(TargetLiberty.org) – With the holidays just around the corner, many retail shops and businesses continue to face difficulties finding help. Rather than lacking access to the right people for the job, some organizations can’t attract any applicants at all. Some analysts worry that worker shortage will worsen inflation and drive up prices over Christmas, increasing financial strain on Americans and posing serious risks to the economy.
Worker Shortage Stymies Businesses
The National Retail Federation (NRF) reports that retailers will likely bring on 500,000 to 665,000 seasonal workers nationwide in advance of the impending holiday shopping season. While many of these jobs only last a few weeks or months, temporary staff play a critical role in allowing businesses to keep up with increased demand. The fact that businesses are already reporting difficulty finding people to work does not bode well for shoppers or companies.
The ongoing shortage of workers carries dire consequences for businesses of every size and level, ranging all the way from small mom-and-pop shops to major corporations. Smaller organizations tend to suffer the most severe side effects; too few workers often means they have to shorten hours or even close up shop.
Yet, experts say even conglomerates like Walmart, Macy’s, and Amazon face a protracted hiring challenge. An article from CBS News reports that Amazon is short approximately 150,000 people, while Kohl’s seeks 90,000 people. UPS is so desperate for workers that Communications Supervisor Sarah Shatan says they’re often hiring people on the spot, sometimes in less than half an hour.
With the NRF predicting a record-breaking retail sales season, those shortages amount to a double whammy for both businesses who are already struggling to keep up and the consumers who frequent them. It’s a recipe for disaster some analysts worry could end up having disastrous consequences on the economy for some time.
Economic Effects Could Last for Years
Job shortages affect the economy in a variety of ways. The most obvious fallout is the effect on day-to-day operations. A lack of workers slows production, which worsens supply chain struggles and creates backlogs in stock.
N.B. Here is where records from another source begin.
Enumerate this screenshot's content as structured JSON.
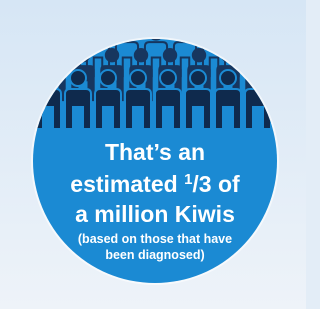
{
  "headline": {
    "line1": "That’s an",
    "line2_start": "estimated",
    "fraction_numerator": "1",
    "fraction_rest": "/3",
    "line2_end": "of",
    "line3": "a million Kiwis"
  },
  "note": {
    "line1": "(based on those that have",
    "line2": "been diagnosed)"
  }
}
When businesses produce or source fewer items, that means they’re also making fewer sales; less money flows into the economy.
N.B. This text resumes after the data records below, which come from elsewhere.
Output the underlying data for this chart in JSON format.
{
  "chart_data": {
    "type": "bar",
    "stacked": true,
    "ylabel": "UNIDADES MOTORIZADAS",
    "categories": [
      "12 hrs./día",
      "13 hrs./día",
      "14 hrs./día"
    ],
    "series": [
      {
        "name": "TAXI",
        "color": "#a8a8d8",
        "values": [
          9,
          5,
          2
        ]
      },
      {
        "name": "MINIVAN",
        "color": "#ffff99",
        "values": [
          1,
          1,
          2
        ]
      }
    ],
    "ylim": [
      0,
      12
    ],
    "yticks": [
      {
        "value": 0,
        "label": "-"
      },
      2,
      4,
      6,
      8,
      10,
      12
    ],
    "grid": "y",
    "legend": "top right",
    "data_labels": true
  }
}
There are other consequences, too. As we’ve seen over the past year, issues with the supply chain often drive prices up. Increased demand might even make it impossible to access certain products. Consumers can’t buy what isn’t available on the open market. While many will spend their money elsewhere, it still has the potential to pull cash out of the economy, which could worsen inflation.
Inequalities in how businesses cope with worker shortages also represent an economic risk. While conglomerates such as Walmart or Amazon often have access to the kind of money and resources needed to compensate, typically by offering astronomical increases in wages, signing bonuses, and other incentives, small businesses simply don’t have the same options.
Fewer working hours, a lack of stock, and temporary closures can be a death sentence for already-struggling small businesses. Holiday sales are often critical to their year-round viability. While they may not necessarily contribute as much to the economy as a major corporation like Amazon, collective losses, closures, and slumps still impact the economy. The situation also makes life a whole lot harder for the everyday middle-class Americans who run them.